The Only Way To Prep Beef For Perfect Smashed Patties

Smash burgers have shamelessly taken over the internet. There are a fair number of chains serving them, but they are easy enough to make at home, too — provided you know all of the secrets. Smash burgers are easily identifiable due to their shape — thin and flat — which allows them to crisp up better than a thick patty. If you're after texture in your burger, it's possibly the best way to cook them. 

One of the mistakes that people make with smash burgers, though, is not shaping the "patty" right. Instead of using a ramekin or shaping it into a classic burger shape by hand, you're going to want to shape the ground meat into a ball, then press it on the griddle, flat top, or cooking surface with a burger press. On one hand, making a ball with your hands will limit the amount of work you have to do, since you'll be ruining the shape by pressing with a burger press anyway. It'll give you a thin smashed patty, which will cook up perfectly crispy and evenly. If you shaped it into a puck instead of a ball, you may have some edges and parts that are thicker than others after you press it, resulting in an uneven cook. 

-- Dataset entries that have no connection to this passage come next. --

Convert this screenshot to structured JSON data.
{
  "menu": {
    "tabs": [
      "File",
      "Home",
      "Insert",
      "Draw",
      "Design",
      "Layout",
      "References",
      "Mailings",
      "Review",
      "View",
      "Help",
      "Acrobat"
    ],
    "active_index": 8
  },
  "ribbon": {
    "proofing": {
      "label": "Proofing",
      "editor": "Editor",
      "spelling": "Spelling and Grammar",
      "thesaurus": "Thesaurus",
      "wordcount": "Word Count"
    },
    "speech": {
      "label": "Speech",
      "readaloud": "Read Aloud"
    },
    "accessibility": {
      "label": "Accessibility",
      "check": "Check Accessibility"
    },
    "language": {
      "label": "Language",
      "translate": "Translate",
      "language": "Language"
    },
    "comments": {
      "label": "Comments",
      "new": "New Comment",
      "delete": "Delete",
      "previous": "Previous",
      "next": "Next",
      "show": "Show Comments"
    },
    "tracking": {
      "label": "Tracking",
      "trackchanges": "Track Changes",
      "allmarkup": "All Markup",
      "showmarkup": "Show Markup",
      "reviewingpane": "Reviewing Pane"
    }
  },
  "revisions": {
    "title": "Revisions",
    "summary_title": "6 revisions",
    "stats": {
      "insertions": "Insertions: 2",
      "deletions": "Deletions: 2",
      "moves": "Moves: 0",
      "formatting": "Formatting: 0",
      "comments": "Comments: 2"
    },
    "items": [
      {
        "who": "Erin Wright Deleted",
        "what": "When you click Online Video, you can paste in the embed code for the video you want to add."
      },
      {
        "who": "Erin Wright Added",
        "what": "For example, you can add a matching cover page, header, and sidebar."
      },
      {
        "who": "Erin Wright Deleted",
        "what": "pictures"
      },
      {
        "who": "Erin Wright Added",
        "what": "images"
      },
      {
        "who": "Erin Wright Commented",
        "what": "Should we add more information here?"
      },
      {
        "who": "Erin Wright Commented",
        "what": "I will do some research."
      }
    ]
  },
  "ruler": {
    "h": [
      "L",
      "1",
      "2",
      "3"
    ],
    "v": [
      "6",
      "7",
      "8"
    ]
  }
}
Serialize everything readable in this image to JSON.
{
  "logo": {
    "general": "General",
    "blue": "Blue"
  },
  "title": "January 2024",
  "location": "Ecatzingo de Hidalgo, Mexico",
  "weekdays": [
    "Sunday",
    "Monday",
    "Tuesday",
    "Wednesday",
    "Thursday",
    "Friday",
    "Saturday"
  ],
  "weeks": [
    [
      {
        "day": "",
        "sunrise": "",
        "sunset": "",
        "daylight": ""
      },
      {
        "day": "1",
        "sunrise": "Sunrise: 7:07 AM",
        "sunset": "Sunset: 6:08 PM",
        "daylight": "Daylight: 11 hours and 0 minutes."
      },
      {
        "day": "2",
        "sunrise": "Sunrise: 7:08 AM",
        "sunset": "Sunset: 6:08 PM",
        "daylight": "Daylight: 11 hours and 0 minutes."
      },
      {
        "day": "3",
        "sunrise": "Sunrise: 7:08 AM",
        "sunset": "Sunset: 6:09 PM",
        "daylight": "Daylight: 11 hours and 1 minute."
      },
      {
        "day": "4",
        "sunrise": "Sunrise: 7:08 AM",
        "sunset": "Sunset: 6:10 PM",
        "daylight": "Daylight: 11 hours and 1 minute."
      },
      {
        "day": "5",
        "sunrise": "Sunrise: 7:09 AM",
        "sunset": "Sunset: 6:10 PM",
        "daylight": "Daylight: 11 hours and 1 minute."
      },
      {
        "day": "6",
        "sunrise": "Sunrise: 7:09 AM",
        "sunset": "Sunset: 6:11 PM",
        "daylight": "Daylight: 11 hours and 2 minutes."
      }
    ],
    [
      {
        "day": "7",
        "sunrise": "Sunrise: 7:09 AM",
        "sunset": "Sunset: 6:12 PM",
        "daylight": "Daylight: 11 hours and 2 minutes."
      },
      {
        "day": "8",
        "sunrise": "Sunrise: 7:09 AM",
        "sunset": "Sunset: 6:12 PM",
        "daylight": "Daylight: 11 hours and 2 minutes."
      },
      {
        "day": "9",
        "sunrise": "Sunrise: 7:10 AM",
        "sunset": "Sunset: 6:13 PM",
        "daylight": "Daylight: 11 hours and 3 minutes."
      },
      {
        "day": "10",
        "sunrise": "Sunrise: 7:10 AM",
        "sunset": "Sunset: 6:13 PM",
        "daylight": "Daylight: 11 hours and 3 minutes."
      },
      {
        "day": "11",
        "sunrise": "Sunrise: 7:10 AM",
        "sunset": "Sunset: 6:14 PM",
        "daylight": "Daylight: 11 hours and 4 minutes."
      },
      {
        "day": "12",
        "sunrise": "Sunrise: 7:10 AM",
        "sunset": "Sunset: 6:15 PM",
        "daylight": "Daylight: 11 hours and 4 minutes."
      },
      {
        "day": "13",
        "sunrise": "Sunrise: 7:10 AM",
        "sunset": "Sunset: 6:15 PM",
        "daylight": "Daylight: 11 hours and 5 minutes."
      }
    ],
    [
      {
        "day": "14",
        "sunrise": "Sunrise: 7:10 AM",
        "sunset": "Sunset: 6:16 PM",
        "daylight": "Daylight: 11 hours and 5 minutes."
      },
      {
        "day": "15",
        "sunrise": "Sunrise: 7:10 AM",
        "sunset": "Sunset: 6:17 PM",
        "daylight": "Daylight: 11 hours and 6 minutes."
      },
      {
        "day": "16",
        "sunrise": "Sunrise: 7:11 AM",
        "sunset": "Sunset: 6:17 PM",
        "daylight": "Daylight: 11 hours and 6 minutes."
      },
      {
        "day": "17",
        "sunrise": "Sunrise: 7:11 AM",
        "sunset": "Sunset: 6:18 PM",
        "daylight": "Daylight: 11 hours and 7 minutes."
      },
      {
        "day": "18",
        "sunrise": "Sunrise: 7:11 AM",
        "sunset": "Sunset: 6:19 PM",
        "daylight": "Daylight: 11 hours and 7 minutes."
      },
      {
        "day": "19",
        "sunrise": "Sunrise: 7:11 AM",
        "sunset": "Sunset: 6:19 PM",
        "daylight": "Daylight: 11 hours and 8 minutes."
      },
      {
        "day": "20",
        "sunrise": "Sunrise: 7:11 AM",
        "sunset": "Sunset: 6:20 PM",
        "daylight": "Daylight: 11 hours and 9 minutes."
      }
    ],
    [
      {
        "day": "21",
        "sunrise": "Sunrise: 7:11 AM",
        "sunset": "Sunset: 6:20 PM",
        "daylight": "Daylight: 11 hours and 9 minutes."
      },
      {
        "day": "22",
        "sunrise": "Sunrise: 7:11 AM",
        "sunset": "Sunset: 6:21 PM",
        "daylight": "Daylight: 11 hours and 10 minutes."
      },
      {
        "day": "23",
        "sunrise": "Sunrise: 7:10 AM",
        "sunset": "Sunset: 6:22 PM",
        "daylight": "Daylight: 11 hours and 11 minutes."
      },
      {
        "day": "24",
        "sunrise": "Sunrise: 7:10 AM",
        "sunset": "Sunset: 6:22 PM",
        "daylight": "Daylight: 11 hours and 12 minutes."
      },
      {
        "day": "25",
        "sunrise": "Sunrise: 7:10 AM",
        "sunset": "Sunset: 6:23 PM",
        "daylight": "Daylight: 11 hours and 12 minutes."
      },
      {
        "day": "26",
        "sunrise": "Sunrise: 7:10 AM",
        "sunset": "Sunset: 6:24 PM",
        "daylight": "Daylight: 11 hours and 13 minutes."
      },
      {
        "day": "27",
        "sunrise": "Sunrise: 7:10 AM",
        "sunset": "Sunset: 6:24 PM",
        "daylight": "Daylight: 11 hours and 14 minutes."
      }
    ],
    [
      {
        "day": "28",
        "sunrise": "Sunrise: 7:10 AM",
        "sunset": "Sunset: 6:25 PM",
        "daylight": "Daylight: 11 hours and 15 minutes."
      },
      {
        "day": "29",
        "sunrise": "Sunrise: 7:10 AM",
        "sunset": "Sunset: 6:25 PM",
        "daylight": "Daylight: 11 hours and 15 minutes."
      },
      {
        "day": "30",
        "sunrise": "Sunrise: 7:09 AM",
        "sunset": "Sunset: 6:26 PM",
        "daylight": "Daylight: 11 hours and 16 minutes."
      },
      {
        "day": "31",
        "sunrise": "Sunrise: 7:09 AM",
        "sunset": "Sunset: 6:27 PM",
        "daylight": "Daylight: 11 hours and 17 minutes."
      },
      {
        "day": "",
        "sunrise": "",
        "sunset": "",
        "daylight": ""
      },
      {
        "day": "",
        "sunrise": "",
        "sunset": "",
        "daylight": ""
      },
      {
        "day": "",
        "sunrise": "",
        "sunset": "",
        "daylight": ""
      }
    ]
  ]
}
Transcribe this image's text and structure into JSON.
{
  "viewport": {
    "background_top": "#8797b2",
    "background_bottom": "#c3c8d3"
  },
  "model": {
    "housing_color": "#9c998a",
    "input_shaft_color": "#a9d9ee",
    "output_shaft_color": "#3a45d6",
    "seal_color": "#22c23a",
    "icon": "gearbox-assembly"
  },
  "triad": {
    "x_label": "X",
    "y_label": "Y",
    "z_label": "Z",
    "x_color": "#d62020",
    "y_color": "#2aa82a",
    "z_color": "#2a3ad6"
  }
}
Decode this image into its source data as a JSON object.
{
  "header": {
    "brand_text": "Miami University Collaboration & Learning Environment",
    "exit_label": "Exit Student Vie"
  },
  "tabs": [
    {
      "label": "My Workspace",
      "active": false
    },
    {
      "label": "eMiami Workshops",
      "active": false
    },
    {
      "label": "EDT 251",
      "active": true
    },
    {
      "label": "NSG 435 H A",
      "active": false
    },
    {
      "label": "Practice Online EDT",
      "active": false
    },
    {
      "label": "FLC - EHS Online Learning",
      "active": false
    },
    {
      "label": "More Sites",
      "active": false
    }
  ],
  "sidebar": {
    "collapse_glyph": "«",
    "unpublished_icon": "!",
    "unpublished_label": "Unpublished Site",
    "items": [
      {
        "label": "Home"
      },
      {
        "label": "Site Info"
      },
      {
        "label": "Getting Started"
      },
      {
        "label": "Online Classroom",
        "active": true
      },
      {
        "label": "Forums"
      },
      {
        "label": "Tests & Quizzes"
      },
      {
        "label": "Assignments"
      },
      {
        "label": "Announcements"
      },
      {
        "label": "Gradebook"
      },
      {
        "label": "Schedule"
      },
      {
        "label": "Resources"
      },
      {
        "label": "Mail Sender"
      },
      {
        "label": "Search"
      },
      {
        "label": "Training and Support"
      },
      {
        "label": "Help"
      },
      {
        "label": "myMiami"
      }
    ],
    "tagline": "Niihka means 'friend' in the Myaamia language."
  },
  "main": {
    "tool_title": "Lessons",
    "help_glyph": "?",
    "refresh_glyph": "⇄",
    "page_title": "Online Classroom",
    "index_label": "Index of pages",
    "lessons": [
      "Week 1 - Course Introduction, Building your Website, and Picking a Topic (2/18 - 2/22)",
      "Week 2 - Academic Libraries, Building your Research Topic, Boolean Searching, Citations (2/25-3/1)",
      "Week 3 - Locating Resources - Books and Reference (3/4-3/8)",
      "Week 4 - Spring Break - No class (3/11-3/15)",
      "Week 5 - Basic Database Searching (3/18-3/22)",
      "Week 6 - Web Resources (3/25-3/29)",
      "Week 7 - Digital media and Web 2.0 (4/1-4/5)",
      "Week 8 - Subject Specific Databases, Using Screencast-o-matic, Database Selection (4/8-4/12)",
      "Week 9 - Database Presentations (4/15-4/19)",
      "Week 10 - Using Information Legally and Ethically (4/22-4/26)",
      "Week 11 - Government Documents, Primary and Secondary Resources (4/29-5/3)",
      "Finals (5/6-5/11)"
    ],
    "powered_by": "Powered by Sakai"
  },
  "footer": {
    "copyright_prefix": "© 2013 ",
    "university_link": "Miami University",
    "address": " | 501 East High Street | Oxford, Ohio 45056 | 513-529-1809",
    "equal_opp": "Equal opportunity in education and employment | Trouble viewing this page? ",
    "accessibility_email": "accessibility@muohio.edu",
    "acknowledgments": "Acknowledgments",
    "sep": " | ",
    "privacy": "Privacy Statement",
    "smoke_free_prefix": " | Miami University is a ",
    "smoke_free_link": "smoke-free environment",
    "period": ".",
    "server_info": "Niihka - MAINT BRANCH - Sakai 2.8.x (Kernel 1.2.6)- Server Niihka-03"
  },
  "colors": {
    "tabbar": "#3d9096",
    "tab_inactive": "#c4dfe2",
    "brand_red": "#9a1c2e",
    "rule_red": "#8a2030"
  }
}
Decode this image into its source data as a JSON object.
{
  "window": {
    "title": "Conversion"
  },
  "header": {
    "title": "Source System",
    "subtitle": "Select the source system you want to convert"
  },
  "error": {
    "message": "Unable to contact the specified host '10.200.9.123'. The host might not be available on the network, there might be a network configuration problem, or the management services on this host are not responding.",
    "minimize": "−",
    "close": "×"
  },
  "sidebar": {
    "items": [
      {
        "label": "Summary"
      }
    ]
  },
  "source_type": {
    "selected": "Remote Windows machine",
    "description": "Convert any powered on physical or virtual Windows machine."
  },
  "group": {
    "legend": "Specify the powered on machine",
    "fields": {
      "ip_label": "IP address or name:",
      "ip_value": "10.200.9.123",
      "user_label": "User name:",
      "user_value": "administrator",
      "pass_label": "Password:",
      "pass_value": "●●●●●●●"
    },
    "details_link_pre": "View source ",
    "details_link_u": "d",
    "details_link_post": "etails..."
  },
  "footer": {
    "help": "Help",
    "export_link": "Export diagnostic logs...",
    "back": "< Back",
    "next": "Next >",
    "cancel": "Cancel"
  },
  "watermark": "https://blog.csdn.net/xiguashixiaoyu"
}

Other tips for superior smash burgers

The shaping is a critical part of making smash burgers. Another one of the common mistakes that people make with these balls is over-handling them. When you poke and prod your ground meat, it can turn tough, which causes it to cook differently than meat that's been minimally handled. The balls should also be chilled for around half an hour before cooking. Chilling the meat will prevent it from sticking to the pan, and it will also help the balls stay juicy when they hit your hot skillet.

Another important tip to keep in mind is to use higher-fat beef. The crispiest smash burgers have a fat-to-lean ratio of 80/20, though some of the burger pros suggest going as far as a 70/30. All of that fat will play into the Maillard reaction, which is what gives your patties their signature crispiness and flavor.